I have a code that needs 8 gpus.
So the question is how can I request 8 gpus on a cluster that each node has only 4 gpus?
So this is the job that I tried to submit via sbatch
:
#!/bin/bash
#SBATCH --gres=gpu:8
#SBATCH --nodes=2
#SBATCH --mem=16000M
#SBATCH --time=0-01:00
But then I get the following error:
sbatch: error: Batch job submission failed: Requested node configuration is not available
Then I changed my the settings to this and submitted again:
#!/bin/bash
#SBATCH --gres=gpu:4
#SBATCH --nodes=2
#SBATCH --mem=16000M
#SBATCH --time=0-01:00
nvidia-smi
and the result shows only 4 gpus not 8.
+-----------------------------------------------------------------------------+
| NVIDIA-SMI 375.66 Driver Version: 375.66 |
|-------------------------------+----------------------+----------------------+
| GPU Name Persistence-M| Bus-Id Disp.A | Volatile Uncorr.

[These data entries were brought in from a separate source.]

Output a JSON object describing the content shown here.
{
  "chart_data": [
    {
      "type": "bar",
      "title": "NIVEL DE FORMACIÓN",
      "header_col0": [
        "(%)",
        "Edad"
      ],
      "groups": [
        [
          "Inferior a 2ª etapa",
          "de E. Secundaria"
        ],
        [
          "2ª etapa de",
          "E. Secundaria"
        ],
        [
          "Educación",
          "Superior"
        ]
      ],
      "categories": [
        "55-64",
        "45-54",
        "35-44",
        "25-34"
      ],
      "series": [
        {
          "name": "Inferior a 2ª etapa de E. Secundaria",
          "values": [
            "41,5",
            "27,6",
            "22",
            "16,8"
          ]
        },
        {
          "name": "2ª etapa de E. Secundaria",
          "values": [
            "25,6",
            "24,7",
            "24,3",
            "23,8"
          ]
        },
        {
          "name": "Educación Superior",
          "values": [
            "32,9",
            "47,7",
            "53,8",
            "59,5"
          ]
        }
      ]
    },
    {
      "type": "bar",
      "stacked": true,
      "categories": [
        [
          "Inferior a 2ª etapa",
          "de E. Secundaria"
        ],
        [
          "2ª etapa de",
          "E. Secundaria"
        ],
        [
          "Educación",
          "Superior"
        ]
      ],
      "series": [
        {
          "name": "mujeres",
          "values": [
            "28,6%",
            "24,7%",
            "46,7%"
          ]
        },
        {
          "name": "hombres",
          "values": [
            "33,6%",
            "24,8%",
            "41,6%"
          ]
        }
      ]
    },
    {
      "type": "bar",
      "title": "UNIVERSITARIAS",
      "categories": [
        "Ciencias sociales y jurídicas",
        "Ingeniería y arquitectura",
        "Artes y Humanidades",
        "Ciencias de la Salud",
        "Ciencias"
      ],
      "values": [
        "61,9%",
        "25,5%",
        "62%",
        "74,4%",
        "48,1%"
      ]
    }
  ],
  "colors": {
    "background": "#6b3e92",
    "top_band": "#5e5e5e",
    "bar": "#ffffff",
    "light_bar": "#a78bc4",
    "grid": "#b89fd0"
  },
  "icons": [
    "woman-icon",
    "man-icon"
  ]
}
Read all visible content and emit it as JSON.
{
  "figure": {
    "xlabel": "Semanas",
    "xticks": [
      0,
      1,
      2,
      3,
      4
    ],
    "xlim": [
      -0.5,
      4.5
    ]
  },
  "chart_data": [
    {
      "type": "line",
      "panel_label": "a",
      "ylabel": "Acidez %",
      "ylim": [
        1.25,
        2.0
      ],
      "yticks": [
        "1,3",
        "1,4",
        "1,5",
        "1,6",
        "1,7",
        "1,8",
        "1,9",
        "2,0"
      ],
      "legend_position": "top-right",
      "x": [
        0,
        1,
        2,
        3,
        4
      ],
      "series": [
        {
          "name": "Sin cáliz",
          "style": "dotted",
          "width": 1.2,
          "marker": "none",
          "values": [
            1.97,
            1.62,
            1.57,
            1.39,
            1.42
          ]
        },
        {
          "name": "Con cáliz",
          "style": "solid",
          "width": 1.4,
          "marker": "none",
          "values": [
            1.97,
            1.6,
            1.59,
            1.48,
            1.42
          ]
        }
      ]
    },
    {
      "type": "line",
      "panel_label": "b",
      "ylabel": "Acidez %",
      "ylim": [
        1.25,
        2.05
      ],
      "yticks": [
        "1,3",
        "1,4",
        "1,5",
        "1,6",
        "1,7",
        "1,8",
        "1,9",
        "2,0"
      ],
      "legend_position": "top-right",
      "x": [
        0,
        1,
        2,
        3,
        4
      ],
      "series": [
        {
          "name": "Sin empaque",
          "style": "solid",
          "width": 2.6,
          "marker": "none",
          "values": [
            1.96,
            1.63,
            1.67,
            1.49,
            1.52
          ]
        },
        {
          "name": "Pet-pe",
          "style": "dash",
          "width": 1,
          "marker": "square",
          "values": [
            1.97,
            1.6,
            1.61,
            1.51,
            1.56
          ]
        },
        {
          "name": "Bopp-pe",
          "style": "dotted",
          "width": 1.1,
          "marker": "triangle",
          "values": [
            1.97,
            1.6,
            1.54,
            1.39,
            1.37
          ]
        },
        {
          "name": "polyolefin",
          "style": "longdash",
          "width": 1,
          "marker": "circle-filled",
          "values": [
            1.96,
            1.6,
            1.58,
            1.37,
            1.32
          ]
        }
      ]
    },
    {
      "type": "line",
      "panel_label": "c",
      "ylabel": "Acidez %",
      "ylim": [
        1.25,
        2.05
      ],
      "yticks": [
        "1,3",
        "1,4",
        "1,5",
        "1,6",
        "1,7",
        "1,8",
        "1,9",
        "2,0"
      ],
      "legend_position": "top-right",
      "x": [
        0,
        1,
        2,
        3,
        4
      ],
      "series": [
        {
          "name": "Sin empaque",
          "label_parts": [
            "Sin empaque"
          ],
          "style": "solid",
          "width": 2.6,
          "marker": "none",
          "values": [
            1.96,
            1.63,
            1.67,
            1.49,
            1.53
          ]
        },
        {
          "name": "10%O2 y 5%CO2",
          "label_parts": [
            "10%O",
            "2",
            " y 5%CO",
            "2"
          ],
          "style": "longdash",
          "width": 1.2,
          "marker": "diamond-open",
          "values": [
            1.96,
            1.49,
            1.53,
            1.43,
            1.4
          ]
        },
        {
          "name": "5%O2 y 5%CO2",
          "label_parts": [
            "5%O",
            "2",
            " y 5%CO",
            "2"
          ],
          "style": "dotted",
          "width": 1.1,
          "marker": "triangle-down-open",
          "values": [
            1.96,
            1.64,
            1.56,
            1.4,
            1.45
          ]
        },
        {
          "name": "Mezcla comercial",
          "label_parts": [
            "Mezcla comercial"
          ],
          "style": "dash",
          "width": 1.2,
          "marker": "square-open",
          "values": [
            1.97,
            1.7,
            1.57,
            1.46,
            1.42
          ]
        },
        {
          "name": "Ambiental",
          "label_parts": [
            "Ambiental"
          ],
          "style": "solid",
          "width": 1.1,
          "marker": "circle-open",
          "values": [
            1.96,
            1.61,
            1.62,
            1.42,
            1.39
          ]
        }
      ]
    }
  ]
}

ECC |
| Fan Temp Perf Pwr:Usage/Cap| Memory-Usage | GPU-Util Compute M. |
|===============================+======================+======================|
| 0 Tesla P100-PCIE... Off | 0000:03:00.0 Off | 0 |
| N/A 32C P0 31W / 250W | 0MiB / 12193MiB | 0% Default |
+-------------------------------+----------------------+----------------------+
| 1 Tesla P100-PCIE... Off | 0000:04:00.0 Off | 0 |
| N/A 37C P0 29W / 250W | 0MiB / 12193MiB | 0% Default |
+-------------------------------+----------------------+----------------------+
| 2 Tesla P100-PCIE... Off | 0000:82:00.0 Off | 0 |
| N/A 35C P0 28W / 250W | 0MiB / 12193MiB | 0% Default |
+-------------------------------+----------------------+----------------------+
| 3 Tesla P100-PCIE... Off | 0000:83:00.0 Off | 0 |
| N/A 33C P0 26W / 250W | 0MiB / 12193MiB | 4% Default |
+-------------------------------+----------------------+----------------------+
+-----------------------------------------------------------------------------+
| Processes: GPU Memory |
| GPU PID Type Process name Usage |
|=============================================================================|
| No running processes found |
+-----------------------------------------------------------------------------+
Thanks.
Upvotes: 4
Views: 3214
Reputation: 11
Job script: You are requesting 2 nodes with each of them 4 GPUs. Tolal 8 GPUs are assigned to you. You are running "nvidia-smi". nvidia-smi does not aware of SLURM nor MPI. It runs only on first node assigned to you. So it shows only 4 GPUs, result is normal. If you run GPU based engineering application like Ansys HFSS or CST, They can use all 8 GPUs.
Upvotes: 0
Reputation: 4571
Slurm does not support what you need. It only can assign to your job GPUs/node, not GPUs/cluster. So, unlike CPUs or other consumable resources, GPUs are not consumable and are binded to the node where they are hosted.
If you are interested in this topic, there is a research effort to turn GPUs into consumable resources, check this paper. There you'll find how to do it using GPU virtualization technologies.
Upvotes: 2